90% of the power of Excel was that it was functionally a database that a normal person could actually use. I think we'll see something similar with coding agents.
That's what they aim Claude Cowork at. Every executive/leader I've shown Claude Cowork to has gone from 'what is AI' to 'vibecoding whole apps' in weeks. Then when Claude is down for an hour, they get visibly angry and don't remember how to do anything pre-Claude :)
I understand the impulse to provide a UI to manage codebases, etc. But my observation is that these people just ask Claude to do whatever it is they need done. Codebase needs managing? They just ask Claude to do it. No idea how to deploy an app? They just ask Claude to do it.

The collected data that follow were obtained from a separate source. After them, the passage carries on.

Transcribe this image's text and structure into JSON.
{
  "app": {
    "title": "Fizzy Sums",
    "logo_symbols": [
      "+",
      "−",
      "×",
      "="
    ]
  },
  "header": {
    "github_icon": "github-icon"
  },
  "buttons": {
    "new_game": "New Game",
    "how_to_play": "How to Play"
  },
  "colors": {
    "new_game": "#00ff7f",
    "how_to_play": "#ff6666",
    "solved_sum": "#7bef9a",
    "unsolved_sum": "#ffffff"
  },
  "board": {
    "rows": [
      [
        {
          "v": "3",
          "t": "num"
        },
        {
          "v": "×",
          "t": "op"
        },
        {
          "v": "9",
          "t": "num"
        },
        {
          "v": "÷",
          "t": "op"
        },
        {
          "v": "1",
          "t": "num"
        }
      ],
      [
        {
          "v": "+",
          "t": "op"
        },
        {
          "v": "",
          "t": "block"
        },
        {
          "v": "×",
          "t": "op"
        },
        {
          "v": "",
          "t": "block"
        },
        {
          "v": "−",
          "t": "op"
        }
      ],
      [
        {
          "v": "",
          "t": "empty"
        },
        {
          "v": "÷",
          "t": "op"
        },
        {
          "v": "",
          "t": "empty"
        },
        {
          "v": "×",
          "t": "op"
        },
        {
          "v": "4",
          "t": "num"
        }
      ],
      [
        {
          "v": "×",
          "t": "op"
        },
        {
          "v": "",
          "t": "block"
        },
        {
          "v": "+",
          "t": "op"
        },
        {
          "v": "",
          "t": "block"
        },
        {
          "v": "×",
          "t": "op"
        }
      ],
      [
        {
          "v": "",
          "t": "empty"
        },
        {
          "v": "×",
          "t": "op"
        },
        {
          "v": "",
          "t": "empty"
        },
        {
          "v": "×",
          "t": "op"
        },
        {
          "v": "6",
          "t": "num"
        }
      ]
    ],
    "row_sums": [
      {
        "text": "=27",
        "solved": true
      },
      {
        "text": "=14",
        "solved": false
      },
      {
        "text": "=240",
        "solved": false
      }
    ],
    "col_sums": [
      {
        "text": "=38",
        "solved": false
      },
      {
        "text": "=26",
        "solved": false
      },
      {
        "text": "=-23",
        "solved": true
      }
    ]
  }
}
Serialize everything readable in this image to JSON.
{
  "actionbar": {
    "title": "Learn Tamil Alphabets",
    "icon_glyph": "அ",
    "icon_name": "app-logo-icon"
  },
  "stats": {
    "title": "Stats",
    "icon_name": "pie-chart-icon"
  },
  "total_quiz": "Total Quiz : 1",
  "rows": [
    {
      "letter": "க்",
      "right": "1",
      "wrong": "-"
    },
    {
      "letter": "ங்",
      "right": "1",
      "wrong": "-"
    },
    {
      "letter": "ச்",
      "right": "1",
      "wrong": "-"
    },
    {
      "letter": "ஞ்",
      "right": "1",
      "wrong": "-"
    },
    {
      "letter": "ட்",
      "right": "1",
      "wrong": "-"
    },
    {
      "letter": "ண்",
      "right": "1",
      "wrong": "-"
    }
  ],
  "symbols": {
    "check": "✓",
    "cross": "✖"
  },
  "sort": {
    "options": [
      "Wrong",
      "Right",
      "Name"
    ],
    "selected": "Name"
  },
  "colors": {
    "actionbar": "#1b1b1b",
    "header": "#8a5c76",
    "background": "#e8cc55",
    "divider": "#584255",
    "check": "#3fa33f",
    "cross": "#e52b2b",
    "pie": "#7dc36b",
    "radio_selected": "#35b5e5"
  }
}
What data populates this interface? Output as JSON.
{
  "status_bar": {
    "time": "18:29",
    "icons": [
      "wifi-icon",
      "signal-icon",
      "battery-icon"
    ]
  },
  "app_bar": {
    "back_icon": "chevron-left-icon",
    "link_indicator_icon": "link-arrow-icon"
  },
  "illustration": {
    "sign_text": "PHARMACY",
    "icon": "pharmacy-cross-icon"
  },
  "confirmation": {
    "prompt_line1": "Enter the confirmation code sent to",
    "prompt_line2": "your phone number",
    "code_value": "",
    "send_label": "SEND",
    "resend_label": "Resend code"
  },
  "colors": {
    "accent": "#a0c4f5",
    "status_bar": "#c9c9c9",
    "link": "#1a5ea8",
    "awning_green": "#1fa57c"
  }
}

Any app built on top of this stack to 'make it easier' is competing with 'I don't care what's happening, just ask Claude to do it'.
Do you, and those executives, own the risks associated with that practice? Are those risks actually indemnified?
Its neat that 'anyone can do anything' but if they don't actually know what the risk to business or 3rd parties, why is this a good thing, especially in the enterprise where there are actors who are explicitly looking for this type of environment to exploit?
I've been working in tech since the late 90s. This is the biggest and most sudden change in company behavior I've ever seen. The only thing that comes close was the web 1.0 world in the 90s where everything suddenly became websites.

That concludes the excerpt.